Not only that, but understanding the index means current eyewear lenses can be picked out by a patient and favored for their prescription. It allows for us to make better recommendations and more accurate readings for what a patient needs to gain perfect vision.
Do I need to have high index lenses?
First, higher doesn’t always mean the lens is better. The refractive index is only one part of the equation. Other things like Abbe values (the amount of distortion or aberrations) and optics play a vital role in determining if any given material will perform more or less than any other material.
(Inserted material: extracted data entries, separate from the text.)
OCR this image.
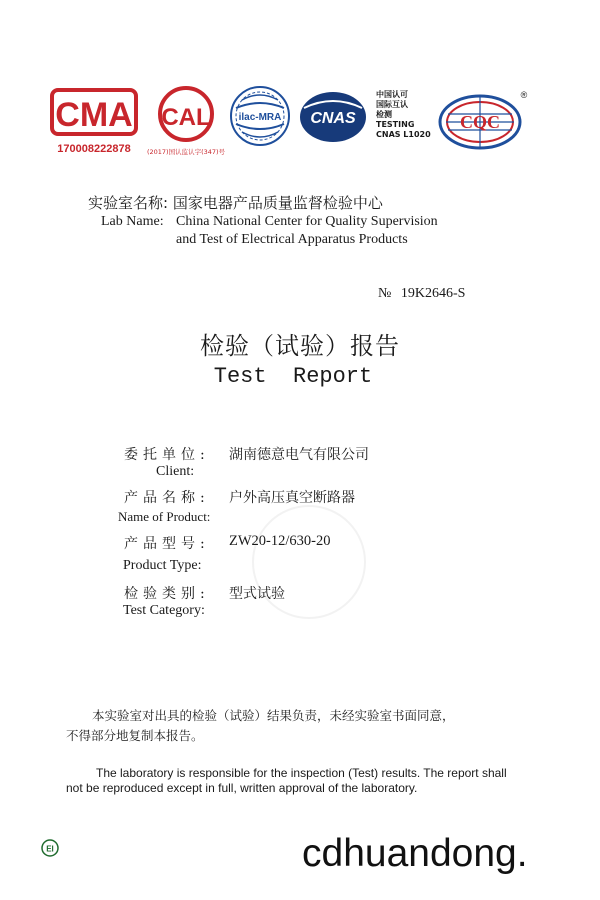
CMA
170008222878
CAL
(2017)国认监认字(347)号
ilac-MRA CNAS
中国认可
国际互认
检测
TESTING
CNAS L1020
CQC
®
实验室名称: 国家电器产品质量监督检验中心
Lab Name: China National Center for Quality Supervision
and Test of Electrical Apparatus Products
№ 19K2646-S
检验（试验）报告
Test  Report
委托单位: 湖南德意电气有限公司
Client:
产品名称: 户外高压真空断路器
Name of Product:
产品型号: ZW20-12/630-20
Product Type:
检验类别: 型式试验
Test Category:
本实验室对出具的检验（试验）结果负责，未经实验室书面同意，
不得部分地复制本报告。
The laboratory is responsible for the inspection (Test) results. The report shall
not be reproduced except in full, written approval of the laboratory.
EI	cdhuandong.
Sometimes a higher index isn’t always the best solution, either. Sure, it’s good to know it exists, but high index lenses aren’t really necessary for most prescription lenses. CR-39, Polycarbonate, and Trivex all offer spectacular lens options without having a 1.60 score like our high index lenses do. It’s all about finding what fits best, without overdoing it.
So, no, you probably don’t need high index lenses. But when we examine your eyes and begin testing prescriptions, it’s good for us to know what materials are available for your ultimate comfort. Afterall, you’re going to be wearing your glasses all the time! If they aren’t comfortable, then something’s not right. But thanks to improvements in lens materials and having high index options, we can provide you with a best-fitting option that is both comfortable to wear and offer better vision.